Reputation: 6323
I am getting an error when I am trying to use randomForest in R. When I enter
basic3prox <- randomForest(activity ~.,data=train,proximity=TRUE,xtest=valid)
where train is a dataframe of training data and valid is a dataframe of test data, I get the following error
Error in randomForest.default(m, y, ...) :
x and xtest must have same number of columns
But they do have the same number of columns. I used subset() to get them from the same original dataset and when I run dim() i get
dim(train)
[1] 3237 563
dim(valid)
[1] 2630 563
So I am at a loss to figure out what is wrong here.
Upvotes: 3
Views: 4822
Reputation: 1
Maybe it is not a bug. When you use dim()
, you got different number. It means that training data and valid data do have different dims. I have encountered such problem. My solution is as following: First, I use names()
show the variables in the training data and in valid data. I see they do have different variables; Second, I use setdiff()

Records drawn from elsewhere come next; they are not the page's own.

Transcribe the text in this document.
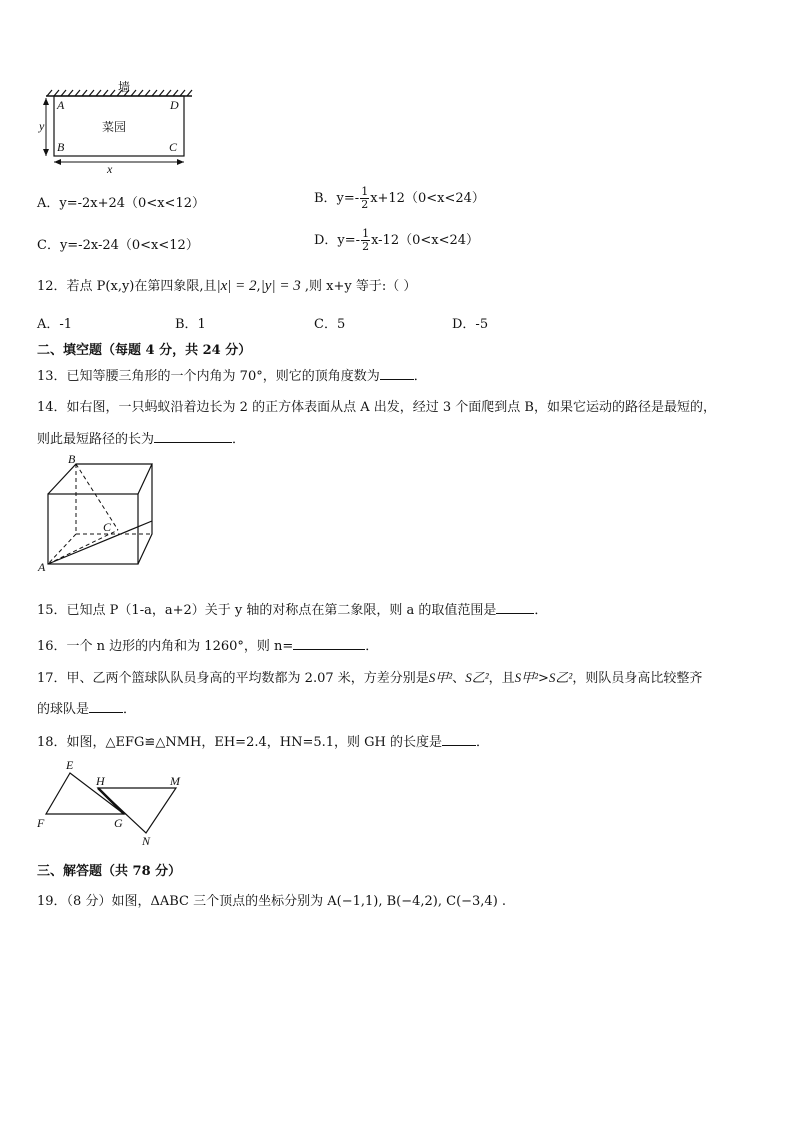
墙
菜园
A	D
B	C
x
y
A．y=-2x+24（0<x<12）	B．$y=- \frac{1}{2} x+12(0<x<24)$
C．y=-2x-24（0<x<12）	D．$y=- \frac{1}{2} x-12(0<x<24)$
12．若点 P(x,y)在第四象限,且|x| = 2,|y| = 3 ,则 x+y 等于:（ ）
A．-1	B．1	C．5	D．-5
二、填空题（每题 4 分，共 24 分）
13．已知等腰三角形的一个内角为 70°，则它的顶角度数为	．
14．如右图，一只蚂蚁沿着边长为 2 的正方体表面从点 A 出发，经过 3 个面爬到点 B，如果它运动的路径是最短的，
则此最短路径的长为	．
B
C
A
15．已知点 P（1-a，a+2）关于 y 轴的对称点在第二象限，则 a 的取值范围是	．
16．一个 n 边形的内角和为 1260°，则 n=	．
17．甲、乙两个篮球队队员身高的平均数都为 2.07 米，方差分别是S甲²、S乙²，且S甲²>S乙²，则队员身高比较整齐
的球队是	．
18．如图，△EFG≌△NMH，EH=2.4，HN=5.1，则 GH 的长度是	．
E
H	M
F	G
N
三、解答题（共 78 分）
19．（8 分）如图，ΔABC 三个顶点的坐标分别为 A(−1,1), B(−4,2), C(−3,4) .
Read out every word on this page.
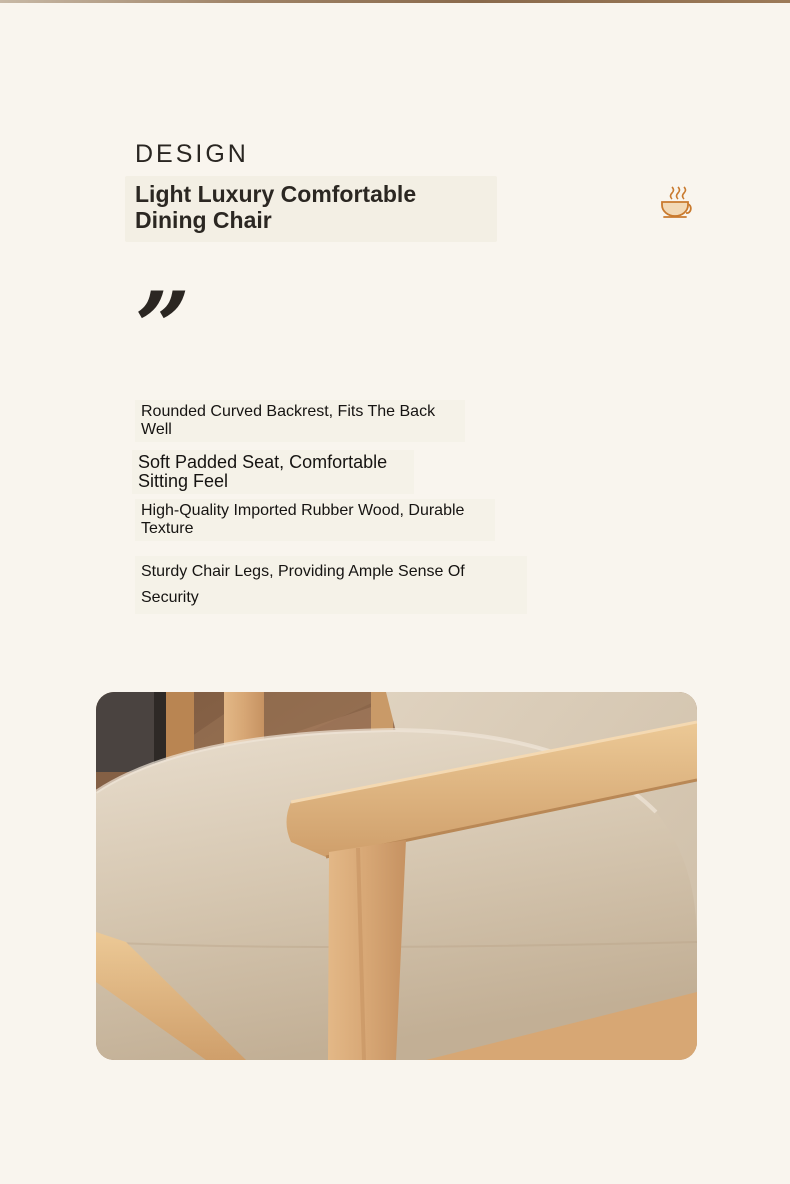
DESIGN
Light Luxury Comfortable Dining Chair
”
Rounded Curved Backrest, Fits The Back Well
Soft Padded Seat, Comfortable Sitting Feel
High-Quality Imported Rubber Wood, Durable Texture
Sturdy Chair Legs, Providing Ample Sense Of Security
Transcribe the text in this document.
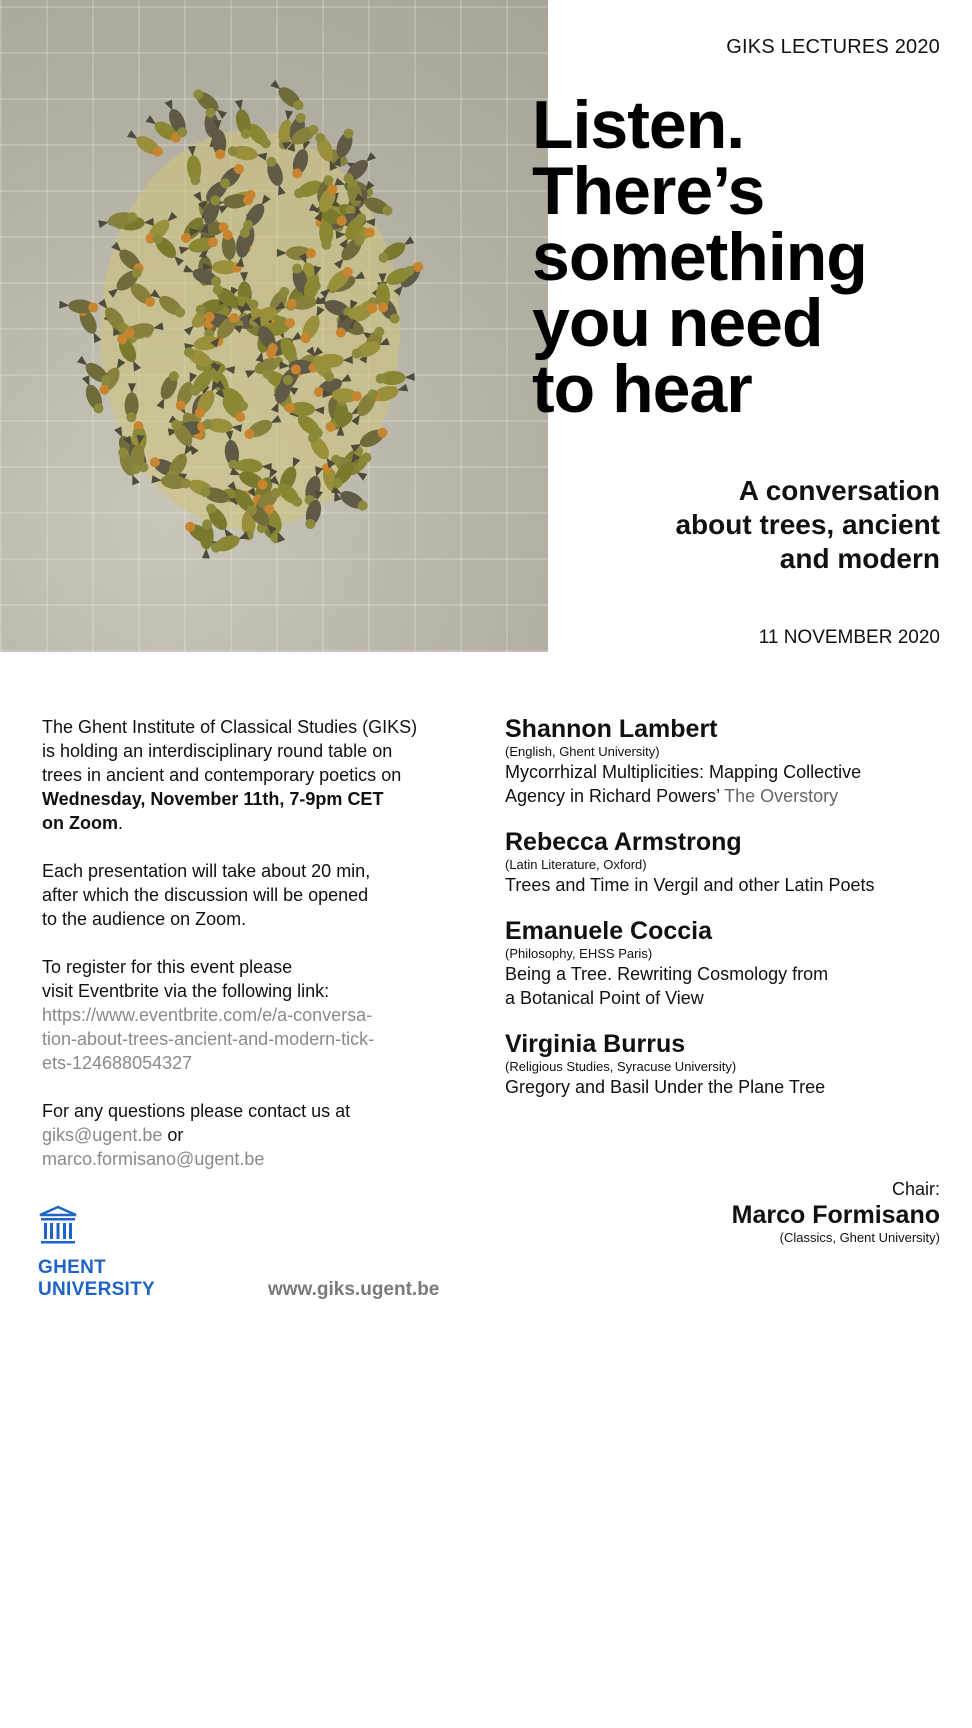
GIKS LECTURES 2020
Listen.
There’s
something
you need
to hear
A conversation
about trees, ancient
and modern
11 NOVEMBER 2020
The Ghent Institute of Classical Studies (GIKS)
is holding an interdisciplinary round table on
trees in ancient and contemporary poetics on
Wednesday, November 11th, 7-9pm CET
on Zoom.
Each presentation will take about 20 min,
after which the discussion will be opened
to the audience on Zoom.
To register for this event please
visit Eventbrite via the following link:
https://www.eventbrite.com/e/a-conversa-
tion-about-trees-ancient-and-modern-tick-
ets-124688054327
For any questions please contact us at
giks@ugent.be or
marco.formisano@ugent.be
Shannon Lambert
(English, Ghent University)
Mycorrhizal Multiplicities: Mapping Collective
Agency in Richard Powers’ The Overstory
Rebecca Armstrong
(Latin Literature, Oxford)
Trees and Time in Vergil and other Latin Poets
Emanuele Coccia
(Philosophy, EHSS Paris)
Being a Tree. Rewriting Cosmology from
a Botanical Point of View
Virginia Burrus
(Religious Studies, Syracuse University)
Gregory and Basil Under the Plane Tree
Chair:
Marco Formisano
(Classics, Ghent University)
GHENT
UNIVERSITY	www.giks.ugent.be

to "subtract" the surplus variables (if the training data has more variables than the valid data, then subtract the surplus variables in training data,vice versa.) After that, training data and valid data have the same variables. You can use randomForest.
Upvotes: 0
Reputation: 18628
No they don't; train
has 562 predictor columns and 1 decision column, so valid
must have 562 columns (and corresponding decision must be passed to ytest
argument).
So the invocation should look like:
randomForest(activity~.,data=train,proximity=TRUE,
xtest=valid[,names(valid)!='activity'],ytest=valid[,'activity'])

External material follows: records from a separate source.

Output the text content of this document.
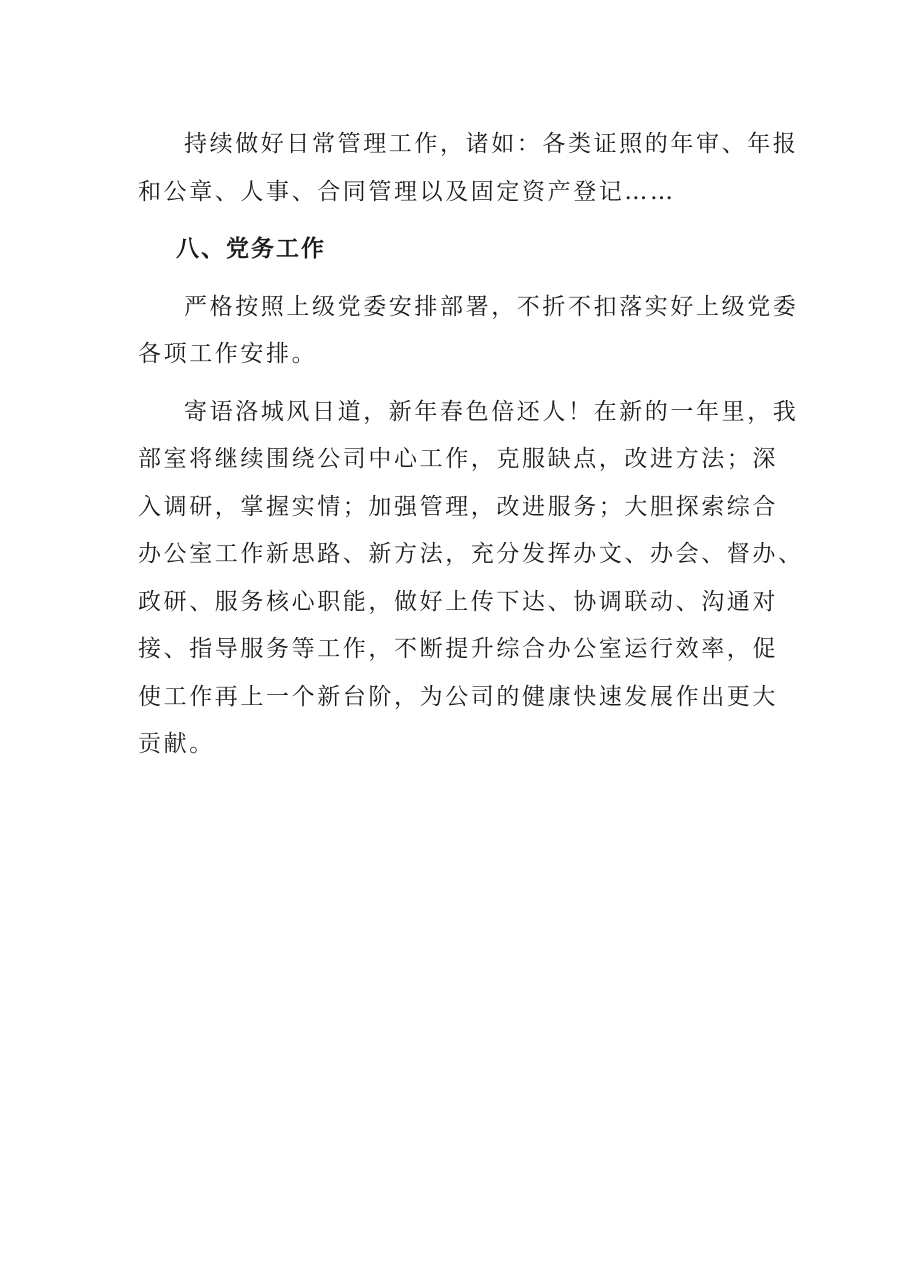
持续做好日常管理工作，诸如：各类证照的年审、年报
和公章、人事、合同管理以及固定资产登记……

八、党务工作

严格按照上级党委安排部署，不折不扣落实好上级党委
各项工作安排。

寄语洛城风日道，新年春色倍还人！在新的一年里，我
部室将继续围绕公司中心工作，克服缺点，改进方法；深
入调研，掌握实情；加强管理，改进服务；大胆探索综合
办公室工作新思路、新方法，充分发挥办文、办会、督办、
政研、服务核心职能，做好上传下达、协调联动、沟通对
接、指导服务等工作，不断提升综合办公室运行效率，促
使工作再上一个新台阶，为公司的健康快速发展作出更大
贡献。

However, this is a dirty hack which will fail for more complex formulae and thus it shouldn't be used (even the authors tried to prohibit it, as Joran pointed out in comments). The correct, easier and faster way is to use separate objects for predictors and decisions instead of formulae, like this:
randomForest(trainPredictors,trainActivity,proximity=TRUE,
xtest=testPredictors,ytest=testActivity)
Upvotes: 4